Un-Blogging

I have been trying very hard not to blog about Kenyan politics, Michael Jackson, James Bond, Agatha Christie, trash romance, cilantro and rosemary, the weather, ongoing research projects, visits to the archive, queer politics, queer sex, queer celibacy, hot daddies, Kenyan condoms, avocadoes, shades of brown, flowers and gardens, anti-intellectualism, Kenyan education, U.S. education, “the” job market, filing nails, cutting hair, brushing teeth, nieces and siblings, dancing, debating, dalliances, Tyra, toothaches, titillation, hot Kenyan men, average Kenyan men, ugly Kenyan men, and the mindfuck of reading British spelling.
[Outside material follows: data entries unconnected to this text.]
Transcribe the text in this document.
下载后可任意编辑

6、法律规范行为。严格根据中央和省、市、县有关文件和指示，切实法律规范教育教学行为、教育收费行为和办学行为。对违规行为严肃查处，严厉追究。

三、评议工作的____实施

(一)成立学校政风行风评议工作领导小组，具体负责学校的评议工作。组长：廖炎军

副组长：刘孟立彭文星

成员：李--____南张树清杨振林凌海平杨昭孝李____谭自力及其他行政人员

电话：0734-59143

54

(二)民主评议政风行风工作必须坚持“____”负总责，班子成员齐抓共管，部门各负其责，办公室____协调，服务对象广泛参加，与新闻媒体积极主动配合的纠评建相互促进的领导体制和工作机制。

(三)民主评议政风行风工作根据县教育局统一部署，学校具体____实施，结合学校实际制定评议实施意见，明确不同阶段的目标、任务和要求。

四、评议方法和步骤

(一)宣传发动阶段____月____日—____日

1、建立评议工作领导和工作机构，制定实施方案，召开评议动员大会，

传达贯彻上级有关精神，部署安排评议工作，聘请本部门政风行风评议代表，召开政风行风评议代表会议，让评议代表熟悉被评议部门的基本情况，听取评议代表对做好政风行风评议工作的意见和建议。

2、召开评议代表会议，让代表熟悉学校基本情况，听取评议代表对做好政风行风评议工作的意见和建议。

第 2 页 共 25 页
5 thoughts on “Un-Blogging

  1. Why in the world would you not want to blog about cilantro and rosemary, dear man? Are they any less deserving of your eloquence than, say, oregano or parsley? Please, I beg you — Give us the word on herbs!

  2. I am supremely unqualified to write on herbs since I am back to a diet of salt and pepper.

    The lovely rosemary plant that sits outside my bedroom window mocks me.

  3. LMAO!

    Clearly you have made my day, Keguro!

    May I ask that you remove from that list above the following things – Hot Kenyan men and titillation. How else do we survive the celibates and those who get none amongst us?

    And why would you not blog about James Bond? Criag is F-I-N-E!!!

  4. Celibacy is a choice and would not exist without titillation, masturbation, and secret affairs.

    Daniel Craig is aiight. The Bond in the books is more interesting because of his petty prejudices.